Intermittent task and failures in RabbitMQ backed Cloud Director environments
book
Article ID: 429357
calendar_today
Updated On:
Products
VMware Cloud Director
Issue/Introduction
Approximately every second task or placement policy within the environment is failing with 'Automatically failed due to timeout.'
These tasks remain in a processing state in VCD until they reached the manual Blocking Task timeout limit.
Initial health checks suggest that the message bus is functional but intermittent failures persist.
RabbitMQ logs show either:
PLAIN login refused: user 'vcd' - invalid credentials
HTTP access denied: user 'admin' - invalid credentials
Environment
10.3
10.4
10.5
10.6
Cause
The issue relates to a specific RabbitMQ node entering an inconsistent state.
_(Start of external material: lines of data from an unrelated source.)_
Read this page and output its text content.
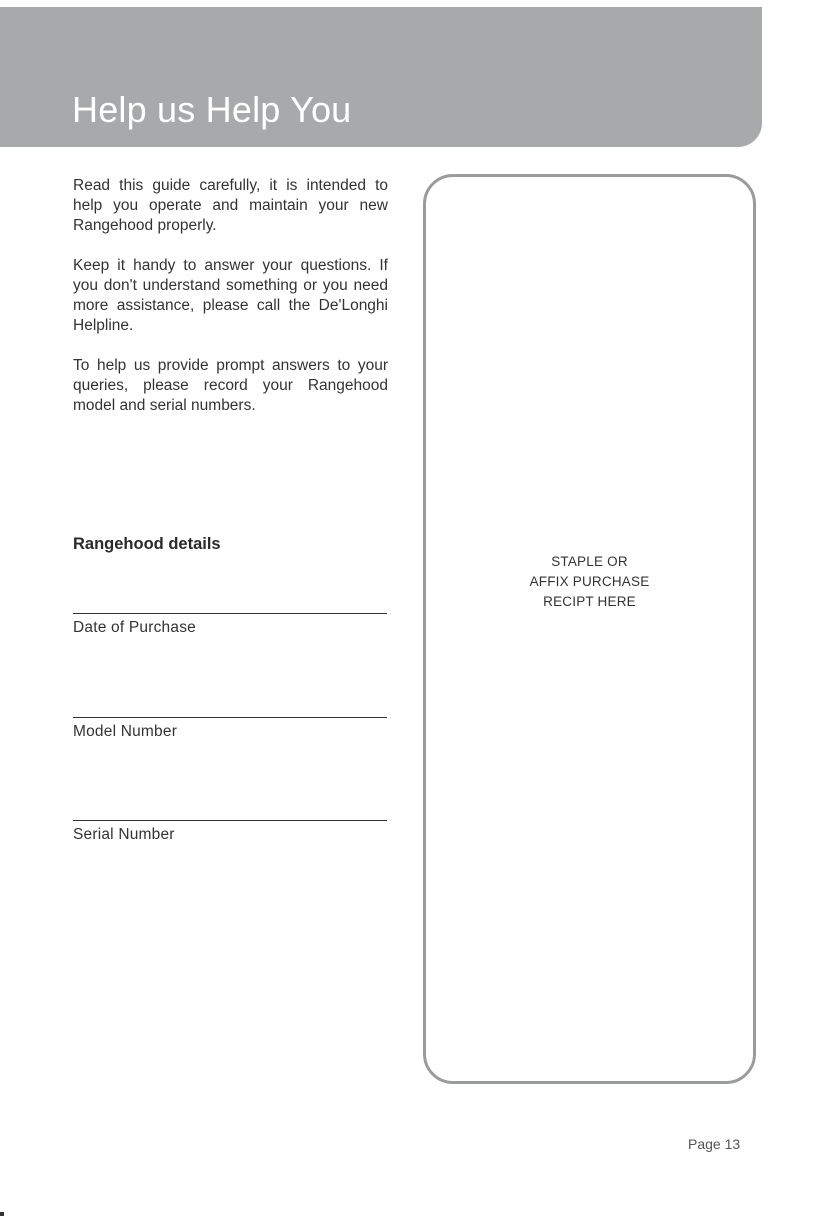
Help us Help You

Read this guide carefully, it is intended to help you operate and maintain your new Rangehood properly.

Keep it handy to answer your questions. If you don't understand something or you need more assistance, please call the De'Longhi Helpline.

To help us provide prompt answers to your queries, please record your Rangehood model and serial numbers.

Rangehood details
Date of Purchase
Model Number
Serial Number
STAPLE OR
AFFIX PURCHASE
RECIPT HERE
Page 13
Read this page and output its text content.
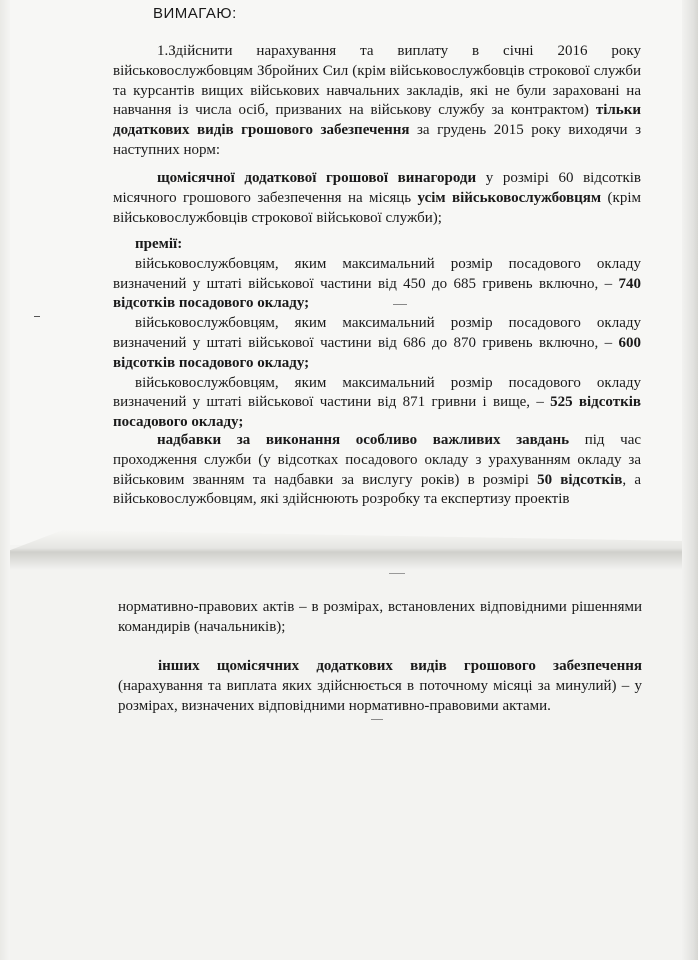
ВИМАГАЮ:
1.Здійснити нарахування та виплату в січні 2016 року військовослужбовцям Збройних Сил (крім військовослужбовців строкової служби та курсантів вищих військових навчальних закладів, які не були зараховані на навчання із числа осіб, призваних на військову службу за контрактом) тільки додаткових видів грошового забезпечення за грудень 2015 року виходячи з наступних норм:
щомісячної додаткової грошової винагороди у розмірі 60 відсотків місячного грошового забезпечення на місяць усім військовослужбовцям (крім військовослужбовців строкової військової служби);
премії:
військовослужбовцям, яким максимальний розмір посадового окладу визначений у штаті військової частини від 450 до 685 гривень включно, – 740 відсотків посадового окладу;
військовослужбовцям, яким максимальний розмір посадового окладу визначений у штаті військової частини від 686 до 870 гривень включно, – 600 відсотків посадового окладу;
військовослужбовцям, яким максимальний розмір посадового окладу визначений у штаті військової частини від 871 гривни і вище, – 525 відсотків посадового окладу;
надбавки за виконання особливо важливих завдань під час проходження служби (у відсотках посадового окладу з урахуванням окладу за військовим званням та надбавки за вислугу років) в розмірі 50 відсотків, а військовослужбовцям, які здійснюють розробку та експертизу проектів
нормативно-правових актів – в розмірах, встановлених відповідними рішеннями командирів (начальників);
інших щомісячних додаткових видів грошового забезпечення (нарахування та виплата яких здійснюється в поточному місяці за минулий) – у розмірах, визначених відповідними нормативно-правовими актами.
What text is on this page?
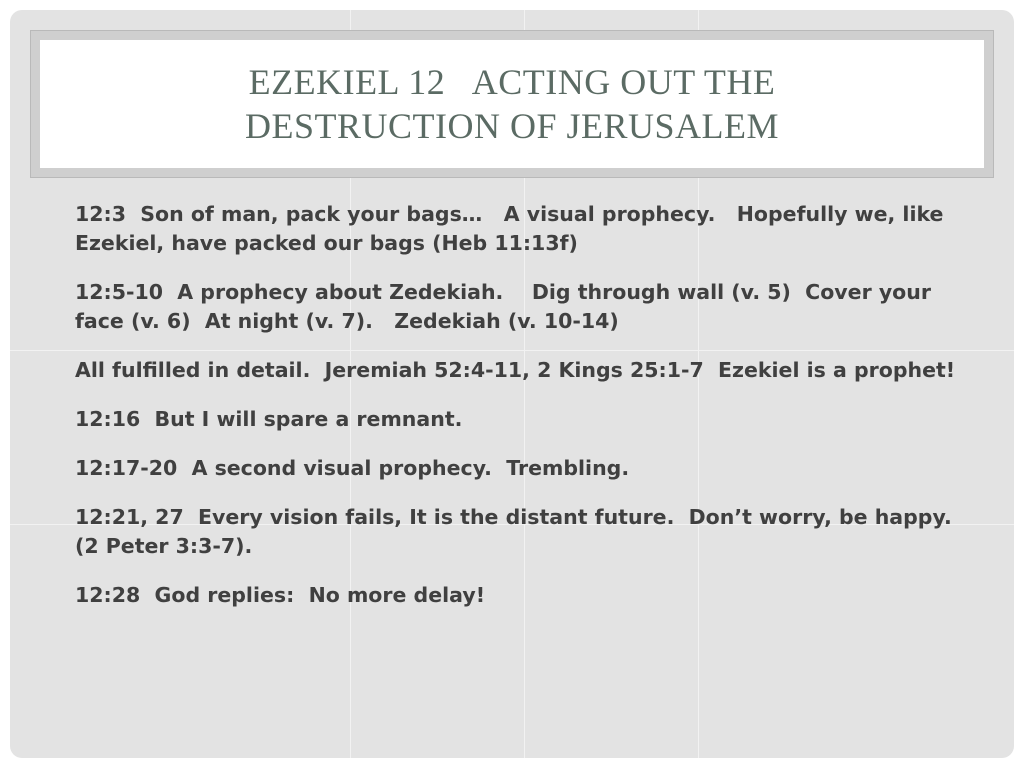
EZEKIEL 12   ACTING OUT THE
DESTRUCTION OF JERUSALEM

12:3  Son of man, pack your bags…   A visual prophecy.   Hopefully we, like Ezekiel, have packed our bags (Heb 11:13f)

12:5-10  A prophecy about Zedekiah.    Dig through wall (v. 5)  Cover your face (v. 6)  At night (v. 7).   Zedekiah (v. 10-14)

All fulfilled in detail.  Jeremiah 52:4-11, 2 Kings 25:1-7  Ezekiel is a prophet!

12:16  But I will spare a remnant.

12:17-20  A second visual prophecy.  Trembling.

12:21, 27  Every vision fails, It is the distant future.  Don’t worry, be happy.  (2 Peter 3:3-7).

12:28  God replies:  No more delay!
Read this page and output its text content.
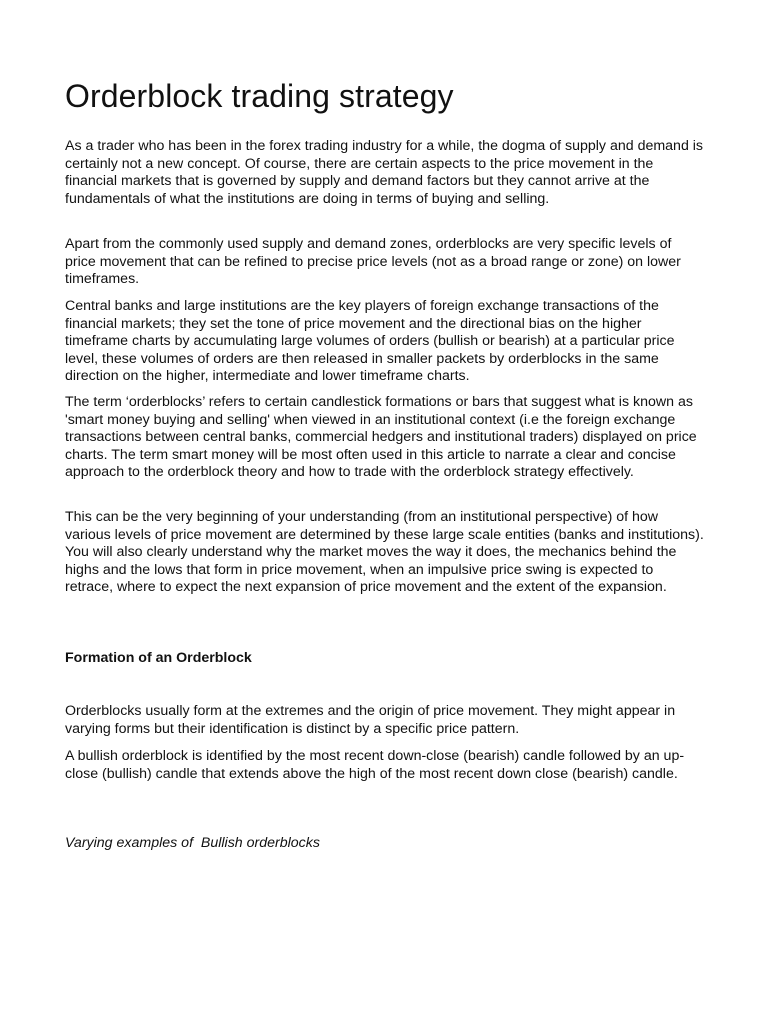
Orderblock trading strategy

As a trader who has been in the forex trading industry for a while, the dogma of supply and demand is certainly not a new concept. Of course, there are certain aspects to the price movement in the financial markets that is governed by supply and demand factors but they cannot arrive at the fundamentals of what the institutions are doing in terms of buying and selling.

Apart from the commonly used supply and demand zones, orderblocks are very specific levels of price movement that can be refined to precise price levels (not as a broad range or zone) on lower timeframes.

Central banks and large institutions are the key players of foreign exchange transactions of the financial markets; they set the tone of price movement and the directional bias on the higher timeframe charts by accumulating large volumes of orders (bullish or bearish) at a particular price level, these volumes of orders are then released in smaller packets by orderblocks in the same direction on the higher, intermediate and lower timeframe charts.

The term ‘orderblocks’ refers to certain candlestick formations or bars that suggest what is known as 'smart money buying and selling' when viewed in an institutional context (i.e the foreign exchange transactions between central banks, commercial hedgers and institutional traders) displayed on price charts. The term smart money will be most often used in this article to narrate a clear and concise approach to the orderblock theory and how to trade with the orderblock strategy effectively.

This can be the very beginning of your understanding (from an institutional perspective) of how various levels of price movement are determined by these large scale entities (banks and institutions). You will also clearly understand why the market moves the way it does, the mechanics behind the highs and the lows that form in price movement, when an impulsive price swing is expected to retrace, where to expect the next expansion of price movement and the extent of the expansion.

Formation of an Orderblock

Orderblocks usually form at the extremes and the origin of price movement. They might appear in varying forms but their identification is distinct by a specific price pattern.

A bullish orderblock is identified by the most recent down-close (bearish) candle followed by an up-close (bullish) candle that extends above the high of the most recent down close (bearish) candle.

Varying examples of  Bullish orderblocks
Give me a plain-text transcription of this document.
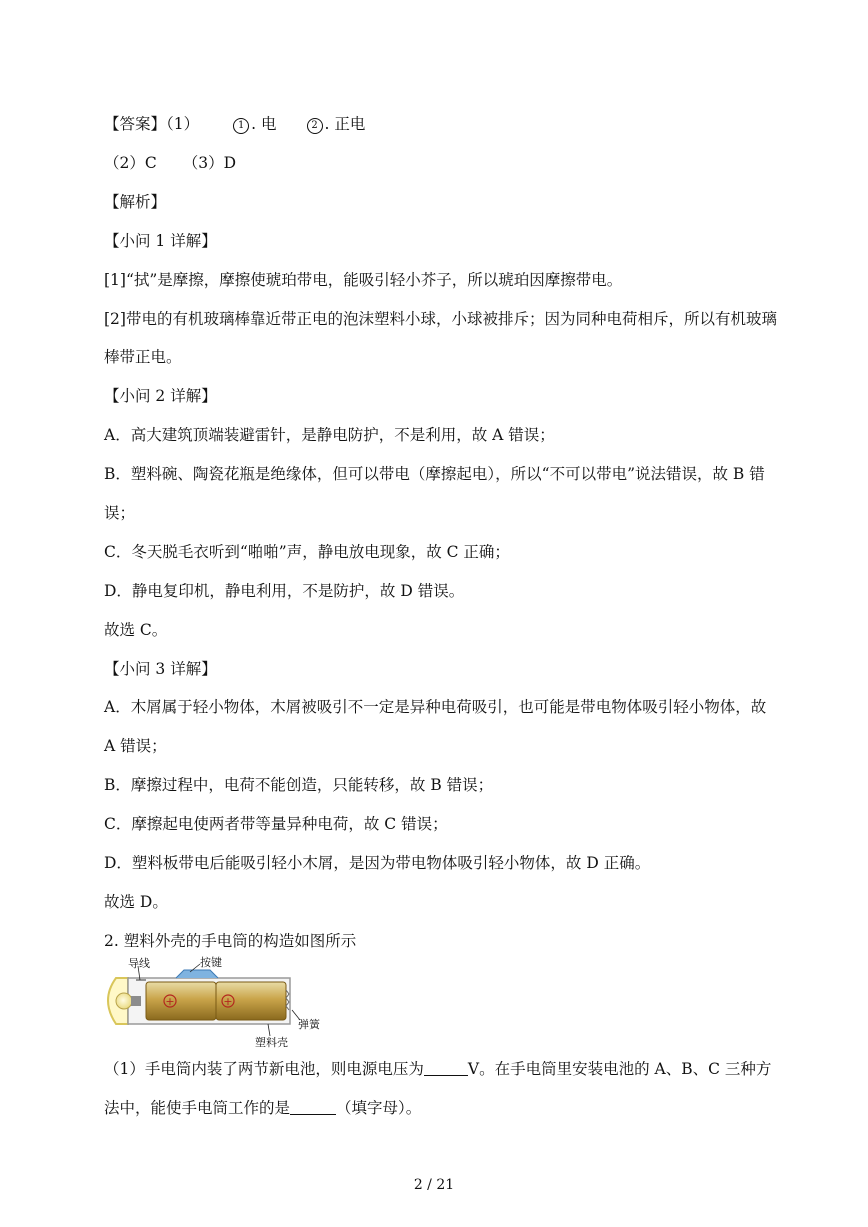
【答案】（1）	1 . 电	2 . 正电
（2）C （3）D
【解析】
【小问 1 详解】
[1]“拭”是摩擦，摩擦使琥珀带电，能吸引轻小芥子，所以琥珀因摩擦带电。
[2]带电的有机玻璃棒靠近带正电的泡沫塑料小球，小球被排斥；因为同种电荷相斥，所以有机玻璃
棒带正电。
【小问 2 详解】
A．高大建筑顶端装避雷针，是静电防护，不是利用，故 A 错误；
B．塑料碗、陶瓷花瓶是绝缘体，但可以带电（摩擦起电），所以“不可以带电”说法错误，故 B 错
误；
C．冬天脱毛衣听到“啪啪”声，静电放电现象，故 C 正确；
D．静电复印机，静电利用，不是防护，故 D 错误。
故选 C。
【小问 3 详解】
A．木屑属于轻小物体，木屑被吸引不一定是异种电荷吸引，也可能是带电物体吸引轻小物体，故
A 错误；
B．摩擦过程中，电荷不能创造，只能转移，故 B 错误；
C．摩擦起电使两者带等量异种电荷，故 C 错误；
D．塑料板带电后能吸引轻小木屑，是因为带电物体吸引轻小物体，故 D 正确。
故选 D。
2. 塑料外壳的手电筒的构造如图所示
+	+
导线	按键
弹簧
塑料壳
（1）手电筒内装了两节新电池，则电源电压为	V。在手电筒里安装电池的 A、B、C 三种方
法中，能使手电筒工作的是	（填字母）。
2 / 21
While the node appears active and correct in the VCD Extensibility AMQP interface and passes basic connection tests, it is failing to handle actual task traffic correctly.
RabbitMQ logs should reveal authentication failures on this specific node, despite credentials being validated by logging in to RMQ and AMQP broker testing.
This results in a round-robin failure pattern where tasks hitting the failed RMQ stall and eventually time out.
Resolution
To resolve this inconsistency the following steps should be taken:
Identify the problematic RabbitMQ node through log analysis.
Restart the affected RabbitMQ service or the server.